An analysis was undertaken based on whom the young person mainly resided with at the time of the IYPP Project. This was usually with either both their mother and father or with a lone parent.  Young people overall felt there was some improvement in warmth from mothers. However, warmth from mother improved significantlyxv for young people who lived with both their mother and father or with one of their parents and that parents’ partner. This is not to say that warmth with father did not change, but rather warmth with father was already significantlyxvi better at the start of the intervention than warmth with mother and there was not much change. Also for those young people living with their mother alone, conflict with their mother had declined significantlyxvii by the time the ‘After’ questionnaires were completed.

c. Boys and girls

For boys warmth with mother appeared to significantly improve, whereas for girls’ conflict with mother appeared to have significantly reduced. 

d. Age of the young person

The age of the young people did not relate to differences experienced in perceptions of change.

In summary then it would appear that there were some different experiences that linked to particular groups of young people in relation to their characteristics. Young people that had definite difficulties with their emotions, concentration, behaviour or ability to get on with others (as reported by their parents), as well as young people who lived as part of a lone parent family and girls in general, all experienced greater reductions in conflict with their mother than other young people. In addition, young people who lived with either two parents or their mother/father and partner and boys in general, all experienced a greater improvement in warmth with their mother than young people overall.
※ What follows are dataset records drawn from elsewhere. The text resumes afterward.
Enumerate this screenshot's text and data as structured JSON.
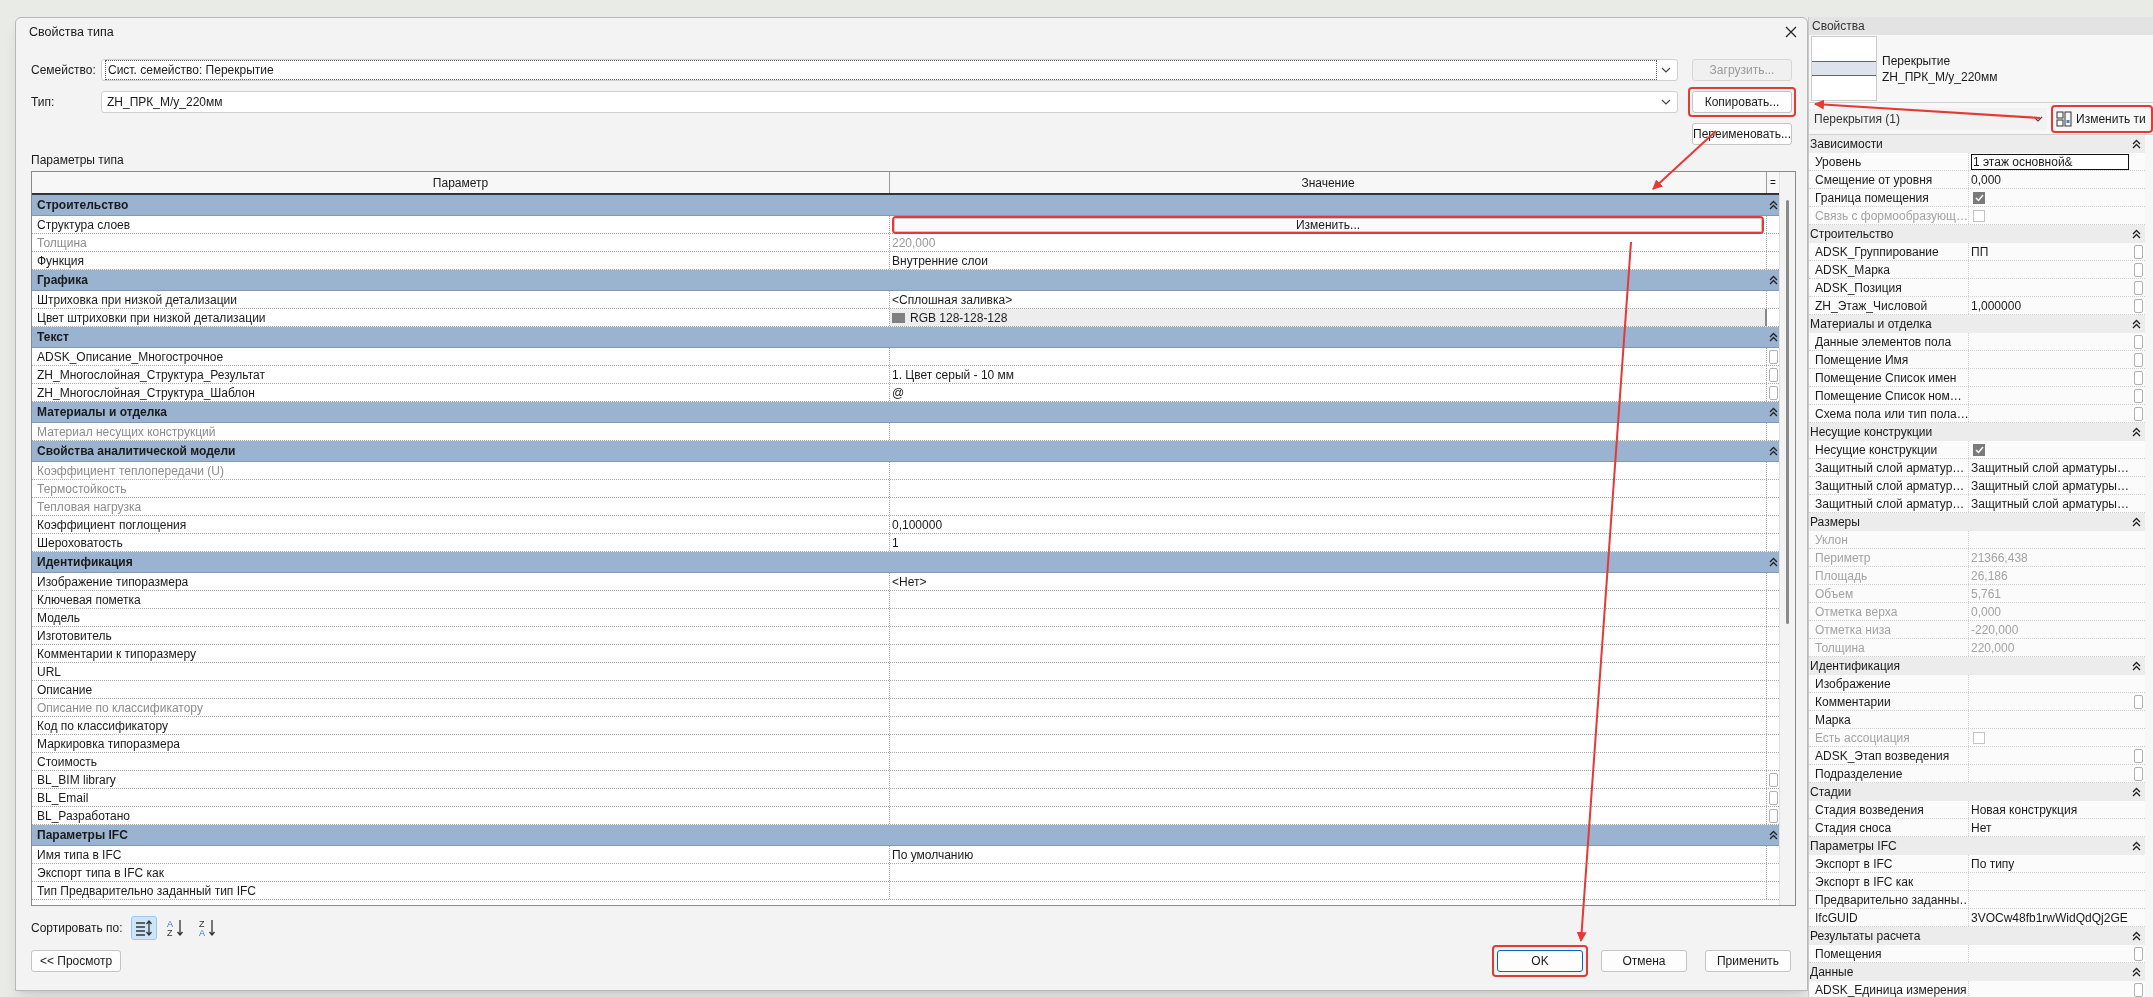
{
  "window": {
    "title": "Свойства типа"
  },
  "family": {
    "label": "Семейство:",
    "value": "Сист. семейство: Перекрытие"
  },
  "type": {
    "label": "Тип:",
    "value": "ZH_ПРК_М/у_220мм"
  },
  "side_buttons": [
    {
      "label": "Загрузить...",
      "disabled": true,
      "highlighted": false
    },
    {
      "label": "Копировать...",
      "disabled": false,
      "highlighted": true
    },
    {
      "label": "Переименовать...",
      "disabled": false,
      "highlighted": false
    }
  ],
  "type_parameters": {
    "title": "Параметры типа",
    "columns": [
      "Параметр",
      "Значение",
      "="
    ],
    "groups": [
      {
        "name": "Строительство",
        "rows": [
          {
            "name": "Структура слоев",
            "kind": "button",
            "value": "Изменить...",
            "highlighted": true,
            "disabled": false,
            "associate": false
          },
          {
            "name": "Толщина",
            "kind": "text",
            "value": "220,000",
            "disabled": true,
            "associate": false
          },
          {
            "name": "Функция",
            "kind": "text",
            "value": "Внутренние слои",
            "disabled": false,
            "associate": false
          }
        ]
      },
      {
        "name": "Графика",
        "rows": [
          {
            "name": "Штриховка при низкой детализации",
            "kind": "text",
            "value": "<Сплошная заливка>",
            "disabled": false,
            "associate": false
          },
          {
            "name": "Цвет штриховки при низкой детализации",
            "kind": "color",
            "value": "RGB 128-128-128",
            "color": "#808080",
            "disabled": false,
            "associate": false
          }
        ]
      },
      {
        "name": "Текст",
        "rows": [
          {
            "name": "ADSK_Описание_Многострочное",
            "kind": "text",
            "disabled": false,
            "associate": true
          },
          {
            "name": "ZH_Многослойная_Структура_Результат",
            "kind": "text",
            "value": "1. Цвет серый - 10 мм",
            "disabled": false,
            "associate": true
          },
          {
            "name": "ZH_Многослойная_Структура_Шаблон",
            "kind": "text",
            "value": "@",
            "disabled": false,
            "associate": true
          }
        ]
      },
      {
        "name": "Материалы и отделка",
        "rows": [
          {
            "name": "Материал несущих конструкций",
            "kind": "text",
            "disabled": true,
            "associate": false
          }
        ]
      },
      {
        "name": "Свойства аналитической модели",
        "rows": [
          {
            "name": "Коэффициент теплопередачи (U)",
            "kind": "text",
            "disabled": true,
            "associate": false
          },
          {
            "name": "Термостойкость",
            "kind": "text",
            "disabled": true,
            "associate": false
          },
          {
            "name": "Тепловая нагрузка",
            "kind": "text",
            "disabled": true,
            "associate": false
          },
          {
            "name": "Коэффициент поглощения",
            "kind": "text",
            "value": "0,100000",
            "disabled": false,
            "associate": false
          },
          {
            "name": "Шероховатость",
            "kind": "text",
            "value": "1",
            "disabled": false,
            "associate": false
          }
        ]
      },
      {
        "name": "Идентификация",
        "rows": [
          {
            "name": "Изображение типоразмера",
            "kind": "text",
            "value": "<Нет>",
            "disabled": false,
            "associate": false
          },
          {
            "name": "Ключевая пометка",
            "kind": "text",
            "disabled": false,
            "associate": false
          },
          {
            "name": "Модель",
            "kind": "text",
            "disabled": false,
            "associate": false
          },
          {
            "name": "Изготовитель",
            "kind": "text",
            "disabled": false,
            "associate": false
          },
          {
            "name": "Комментарии к типоразмеру",
            "kind": "text",
            "disabled": false,
            "associate": false
          },
          {
            "name": "URL",
            "kind": "text",
            "disabled": false,
            "associate": false
          },
          {
            "name": "Описание",
            "kind": "text",
            "disabled": false,
            "associate": false
          },
          {
            "name": "Описание по классификатору",
            "kind": "text",
            "disabled": true,
            "associate": false
          },
          {
            "name": "Код по классификатору",
            "kind": "text",
            "disabled": false,
            "associate": false
          },
          {
            "name": "Маркировка типоразмера",
            "kind": "text",
            "disabled": false,
            "associate": false
          },
          {
            "name": "Стоимость",
            "kind": "text",
            "disabled": false,
            "associate": false
          },
          {
            "name": "BL_BIM library",
            "kind": "text",
            "disabled": false,
            "associate": true
          },
          {
            "name": "BL_Email",
            "kind": "text",
            "disabled": false,
            "associate": true
          },
          {
            "name": "BL_Разработано",
            "kind": "text",
            "disabled": false,
            "associate": true
          }
        ]
      },
      {
        "name": "Параметры IFC",
        "rows": [
          {
            "name": "Имя типа в IFC",
            "kind": "text",
            "value": "По умолчанию",
            "disabled": false,
            "associate": false
          },
          {
            "name": "Экспорт типа в IFC как",
            "kind": "text",
            "disabled": false,
            "associate": false
          },
          {
            "name": "Тип Предварительно заданный тип IFC",
            "kind": "text",
            "disabled": false,
            "associate": false
          }
        ]
      }
    ]
  },
  "sort": {
    "label": "Сортировать по:",
    "options": [
      {
        "kind": "grouped",
        "selected": true
      },
      {
        "kind": "ascending",
        "top": "A",
        "bottom": "Z",
        "selected": false
      },
      {
        "kind": "descending",
        "top": "Z",
        "bottom": "A",
        "selected": false
      }
    ]
  },
  "preview_button": "<< Просмотр",
  "buttons": [
    {
      "label": "OK",
      "default": true,
      "highlighted": true
    },
    {
      "label": "Отмена",
      "default": false,
      "highlighted": false
    },
    {
      "label": "Применить",
      "default": false,
      "highlighted": false
    }
  ],
  "properties_panel": {
    "title": "Свойства",
    "category": "Перекрытие",
    "type_name": "ZH_ПРК_М/у_220мм",
    "selector": "Перекрытия (1)",
    "edit_type_button": {
      "label": "Изменить ти",
      "highlighted": true
    },
    "groups": [
      {
        "name": "Зависимости",
        "rows": [
          {
            "name": "Уровень",
            "kind": "field",
            "value": "1 этаж основной&",
            "disabled": false,
            "associate": false
          },
          {
            "name": "Смещение от уровня",
            "kind": "text",
            "value": "0,000",
            "disabled": false,
            "associate": false
          },
          {
            "name": "Граница помещения",
            "kind": "checkbox",
            "checked": true,
            "disabled": false,
            "associate": false
          },
          {
            "name": "Связь с формообразующ…",
            "kind": "checkbox",
            "checked": false,
            "disabled": true,
            "associate": false
          }
        ]
      },
      {
        "name": "Строительство",
        "rows": [
          {
            "name": "ADSK_Группирование",
            "kind": "text",
            "value": "ПП",
            "disabled": false,
            "associate": true
          },
          {
            "name": "ADSK_Марка",
            "kind": "text",
            "disabled": false,
            "associate": true
          },
          {
            "name": "ADSK_Позиция",
            "kind": "text",
            "disabled": false,
            "associate": true
          },
          {
            "name": "ZH_Этаж_Числовой",
            "kind": "text",
            "value": "1,000000",
            "disabled": false,
            "associate": true
          }
        ]
      },
      {
        "name": "Материалы и отделка",
        "rows": [
          {
            "name": "Данные элементов пола",
            "kind": "text",
            "disabled": false,
            "associate": true
          },
          {
            "name": "Помещение Имя",
            "kind": "text",
            "disabled": false,
            "associate": true
          },
          {
            "name": "Помещение Список имен",
            "kind": "text",
            "disabled": false,
            "associate": true
          },
          {
            "name": "Помещение Список ном…",
            "kind": "text",
            "disabled": false,
            "associate": true
          },
          {
            "name": "Схема пола или тип пола…",
            "kind": "text",
            "disabled": false,
            "associate": true
          }
        ]
      },
      {
        "name": "Несущие конструкции",
        "rows": [
          {
            "name": "Несущие конструкции",
            "kind": "checkbox",
            "checked": true,
            "disabled": false,
            "associate": false
          },
          {
            "name": "Защитный слой арматур…",
            "kind": "text",
            "value": "Защитный слой арматуры…",
            "disabled": false,
            "associate": false
          },
          {
            "name": "Защитный слой арматур…",
            "kind": "text",
            "value": "Защитный слой арматуры…",
            "disabled": false,
            "associate": false
          },
          {
            "name": "Защитный слой арматур…",
            "kind": "text",
            "value": "Защитный слой арматуры…",
            "disabled": false,
            "associate": false
          }
        ]
      },
      {
        "name": "Размеры",
        "rows": [
          {
            "name": "Уклон",
            "kind": "text",
            "disabled": true,
            "associate": false
          },
          {
            "name": "Периметр",
            "kind": "text",
            "value": "21366,438",
            "disabled": true,
            "associate": false
          },
          {
            "name": "Площадь",
            "kind": "text",
            "value": "26,186",
            "disabled": true,
            "associate": false
          },
          {
            "name": "Объем",
            "kind": "text",
            "value": "5,761",
            "disabled": true,
            "associate": false
          },
          {
            "name": "Отметка верха",
            "kind": "text",
            "value": "0,000",
            "disabled": true,
            "associate": false
          },
          {
            "name": "Отметка низа",
            "kind": "text",
            "value": "-220,000",
            "disabled": true,
            "associate": false
          },
          {
            "name": "Толщина",
            "kind": "text",
            "value": "220,000",
            "disabled": true,
            "associate": false
          }
        ]
      },
      {
        "name": "Идентификация",
        "rows": [
          {
            "name": "Изображение",
            "kind": "text",
            "disabled": false,
            "associate": false
          },
          {
            "name": "Комментарии",
            "kind": "text",
            "disabled": false,
            "associate": true
          },
          {
            "name": "Марка",
            "kind": "text",
            "disabled": false,
            "associate": false
          },
          {
            "name": "Есть ассоциация",
            "kind": "checkbox",
            "checked": false,
            "disabled": true,
            "associate": false
          },
          {
            "name": "ADSK_Этап возведения",
            "kind": "text",
            "disabled": false,
            "associate": true
          },
          {
            "name": "Подразделение",
            "kind": "text",
            "disabled": false,
            "associate": true
          }
        ]
      },
      {
        "name": "Стадии",
        "rows": [
          {
            "name": "Стадия возведения",
            "kind": "text",
            "value": "Новая конструкция",
            "disabled": false,
            "associate": false
          },
          {
            "name": "Стадия сноса",
            "kind": "text",
            "value": "Нет",
            "disabled": false,
            "associate": false
          }
        ]
      },
      {
        "name": "Параметры IFC",
        "rows": [
          {
            "name": "Экспорт в IFC",
            "kind": "text",
            "value": "По типу",
            "disabled": false,
            "associate": false
          },
          {
            "name": "Экспорт в IFC как",
            "kind": "text",
            "disabled": false,
            "associate": false
          },
          {
            "name": "Предварительно заданны…",
            "kind": "text",
            "disabled": false,
            "associate": false
          },
          {
            "name": "IfcGUID",
            "kind": "text",
            "value": "3VOCw48fb1rwWidQdQj2GE",
            "disabled": false,
            "associate": false
          }
        ]
      },
      {
        "name": "Результаты расчета",
        "rows": [
          {
            "name": "Помещения",
            "kind": "text",
            "disabled": false,
            "associate": true
          }
        ]
      },
      {
        "name": "Данные",
        "rows": [
          {
            "name": "ADSK_Единица измерения",
            "kind": "text",
            "disabled": false,
            "associate": true
          }
        ]
      }
    ]
  }
}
3.7.8 Summary of parents’ and young peoples’ perceptions of change

Between 66 and 69 parents and between 57 and 59 young people responded to these sections of the questionnaires, as detailed above, except that between 41 and 50 young people responded to questions on changes in their offending, anti-social behaviour and truancy. These parents and young people stated that:

  • Parents’ communication with their child/young person had improved
  • There was a slight deterioration for young people in communication with their parents
  • Parents’ conflict with their child had slightly improved
  • For young people there was slightly less conflict with mothers, but it had stayed the same with fathers
  • Parents’ warmth towards their child/young person had improved
  • For young people there was little change in warmth overall although some improvement in warmth from mothers
  • The average numbers of young people who had been involved in offending, anti-social behaviour and truancy had slightly reduced
  • The average numbers of times young people got in trouble in these ways had slightly reduced
  • Parents were more likely to feel they were able to supervise their child/young person
  • Parents’ overall sense of coping with their child had improved
  • Overall the results suggest that there was no statistically significant change in young peoples’ relationship with their parents, nor in any of the specific dimensions (conflict, communication and warmth)xviii.